Let's break down your situation, why pivoting to Accounting is likely a mistake right now, and how to get that $30/hr immediately while saving your career.
1. The Reality Check: Don't Abandon the Ship Yet
You have 4.5 years of Embedded experience and a CS degree. You are a mid-level engineer.
The Accounting Pivot: Do not do this right now. To make decent money in accounting, you often need 150 credit hours and CPA eligibility. Starting over would likely put you in entry-level AP/AR clerk roles which pay less than your $25-30/hr target and are highly susceptible to automation.
The AI Threat: Embedded Systems is one of the safest harbors against AI. LLMs are great at generating Python scripts or React components; they are terrible at debugging timing issues in an RTOS or managing memory constraints on custom hardware. Stick with code.
2. Your Strongest Lever: The Clearance
You mentioned you worked DoE/DoD. If your clearance (Secret or Top Secret) is still active (or reachable within the 2-year window), you are in a completely different market than the rest of the tech world.
The Strategy: Stop applying to "generic" software listings on LinkedIn/Indeed. You are competing with thousands of laid-off FAANG engineers there.
The Fix: Go to ClearanceJobs.com.
Recruiters there only care that you have a pulse, a degree, and a clearance.
Because getting a new clearance takes 6-12 months and costs companies money, you are a "discount" hire because you are already cleared.
3. The "Keep the Lights On" Bridge Job ($30/hr)
You need $25-30/hr to survive without tapping the 401k. You don't need to work at McDonald's. You can use your tech background for "Bridge Roles" that keep your clearance active and pay the bills while you hunt for the next engineering role.
Look for these titles immediately:
IT System Administrator (Cleared): These roles are everywhere in defense towns.

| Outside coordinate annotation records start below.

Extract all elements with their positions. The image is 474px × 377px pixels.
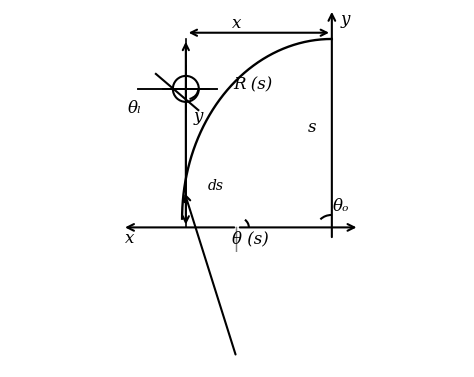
Text: s: s [308, 119, 316, 136]
Text: θ (s): θ (s) [232, 230, 269, 247]
Text: x: x [125, 230, 134, 247]
Text: y: y [341, 11, 350, 28]
Text: x: x [232, 15, 242, 32]
Text: R (s): R (s) [234, 77, 273, 93]
Text: θₒ: θₒ [332, 198, 349, 215]
Text: ds: ds [208, 179, 224, 193]
Text: y: y [193, 108, 203, 125]
Text: θₗ: θₗ [128, 100, 142, 117]
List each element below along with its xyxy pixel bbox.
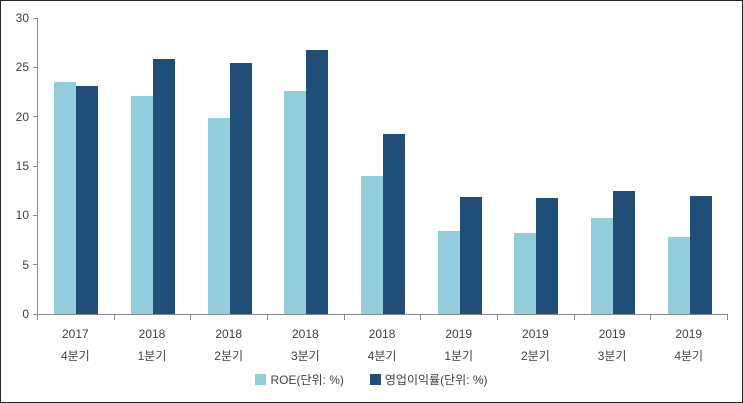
- category-year: 2018: [138, 327, 166, 341]
- x-axis-tick: [267, 315, 268, 320]
- legend: ROE(단위: %) 영업이익률(단위: %): [1, 371, 742, 388]
- y-axis-tick-label: 15: [15, 159, 29, 173]
- legend-label: ROE(단위: %): [270, 373, 344, 387]
- x-axis-tick: [37, 315, 38, 320]
- category-quarter: 3분기: [597, 349, 627, 363]
- bar-opm: [306, 49, 329, 314]
- x-axis-category-label: 2019 4분기: [650, 323, 727, 367]
- legend-marker-icon: [255, 374, 267, 385]
- x-axis-tick: [650, 315, 652, 320]
- bar-group: [268, 18, 345, 314]
- bar-group: [651, 18, 728, 314]
- bar-group: [575, 18, 652, 314]
- x-axis-category-label: 2018 1분기: [114, 323, 191, 367]
- bar-opm: [76, 86, 99, 314]
- y-axis-tick: [33, 313, 37, 315]
- category-quarter: 2분기: [214, 349, 244, 363]
- y-axis-tick-label: 0: [22, 307, 29, 321]
- bar-roe: [131, 95, 153, 314]
- legend-item-opm: 영업이익률(단위: %): [369, 371, 488, 388]
- x-axis-tick: [420, 315, 422, 320]
- x-axis-labels: 2017 4분기 2018 1분기 2018 2분기 2018 3분기 2018 4분기 2019 1…: [37, 323, 727, 367]
- y-axis-tick: [33, 214, 37, 216]
- y-axis-tick-label: 30: [15, 11, 29, 25]
- bar-roe: [437, 231, 460, 314]
- bar-opm: [536, 197, 559, 314]
- category-quarter: 2분기: [520, 349, 550, 363]
- bar-opm: [229, 63, 252, 314]
- bar-opm: [459, 196, 482, 314]
- bar-group: [498, 18, 575, 314]
- category-quarter: 4분기: [60, 349, 90, 363]
- category-quarter: 1분기: [444, 349, 474, 363]
- bar-group: [345, 18, 422, 314]
- bar-group: [115, 18, 192, 314]
- x-axis-category-label: 2017 4분기: [37, 323, 114, 367]
- x-axis-category-label: 2018 4분기: [344, 323, 421, 367]
- x-axis-tick: [727, 315, 728, 320]
- category-year: 2019: [675, 327, 703, 341]
- legend-marker-icon: [369, 374, 381, 385]
- category-quarter: 1분기: [137, 349, 167, 363]
- y-axis-tick: [33, 165, 37, 167]
- x-axis-tick: [190, 315, 192, 320]
- bar-roe: [284, 91, 307, 314]
- x-axis-category-label: 2019 3분기: [574, 323, 651, 367]
- x-axis-category-label: 2018 3분기: [267, 323, 344, 367]
- bar-opm: [613, 190, 636, 314]
- x-axis-category-label: 2019 1분기: [420, 323, 497, 367]
- category-year: 2018: [292, 327, 319, 341]
- bar-roe: [514, 233, 537, 314]
- x-axis-tick: [573, 315, 575, 320]
- plot-area: [37, 18, 728, 315]
- category-quarter: 3분기: [290, 349, 320, 363]
- y-axis-tick: [33, 66, 37, 68]
- category-year: 2017: [61, 327, 89, 341]
- bar-roe: [207, 117, 230, 314]
- category-year: 2018: [368, 327, 396, 341]
- y-axis-tick-label: 5: [22, 257, 29, 272]
- x-axis-category-label: 2019 2분기: [497, 323, 574, 367]
- bar-opm: [689, 195, 712, 314]
- y-axis-tick-label: 20: [15, 109, 29, 124]
- category-year: 2019: [598, 327, 626, 341]
- x-axis-tick: [113, 315, 115, 320]
- bar-roe: [54, 82, 77, 314]
- bar-group: [191, 18, 268, 314]
- bar-roe: [591, 218, 614, 314]
- category-quarter: 4분기: [367, 349, 397, 363]
- bar-roe: [361, 175, 384, 314]
- x-axis-category-label: 2018 2분기: [190, 323, 267, 367]
- y-axis-tick: [33, 17, 37, 19]
- legend-item-roe: ROE(단위: %): [255, 371, 344, 388]
- x-axis-tick: [497, 315, 498, 320]
- y-axis-tick: [33, 116, 37, 118]
- y-axis-tick-label: 10: [15, 208, 29, 223]
- y-axis-tick: [33, 264, 37, 266]
- y-axis-tick-label: 25: [15, 60, 29, 75]
- bar-group: [38, 18, 115, 314]
- category-year: 2019: [522, 327, 549, 341]
- bar-group: [421, 18, 498, 314]
- bar-opm: [153, 59, 175, 314]
- x-axis-tick: [343, 315, 345, 320]
- legend-label: 영업이익률(단위: %): [384, 373, 488, 387]
- bar-opm: [383, 134, 406, 314]
- category-year: 2018: [215, 327, 243, 341]
- category-quarter: 4분기: [674, 349, 704, 363]
- bar-roe: [667, 237, 690, 314]
- category-year: 2019: [445, 327, 473, 341]
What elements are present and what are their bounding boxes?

They often pay $35-$50/hr. It’s not coding, but it keeps your clearance active and pays the mortgage.
Test Engineer / Integration Engineer: Often less competitive than "Software Engineer" roles. With embedded experience, you are perfect for this. You test the hardware/software integration.
Technical Writer (Defense): Writing documentation for code. Boring? Yes. Pays $30+/hr? Yes.
4. Diagnosing the "Silence"
If you aren't getting calls, your resume might be failing the ATS (Applicant Tracking System) or you are targeting the wrong industries.
Embedded Specifics: Are you listing the specific microcontrollers (STM32, PIC, ARM), protocols (I2C, SPI, UART), and RTOS you used? Generic "C++" listings get lost.
Industry Pivot: If defense is dry in your specific area, look at Medical Devices or Automotive. They need Embedded C++ engineers desperately and often value the rigor that comes from a DoD background.
Summary Plan of Action
Immediate Income: Apply to "System Administrator" or "IT Support Tier 2/3" roles that require a Security Clearance. This will easily hit your $30/hr target and stop the bleeding.
The Platform Switch: Create/Update your profile on ClearanceJobs.com. Set your status to "Immediately Available."
The Resume Audit: Ensure your resume explicitly states "Active [Level] Security Clearance" at the very top.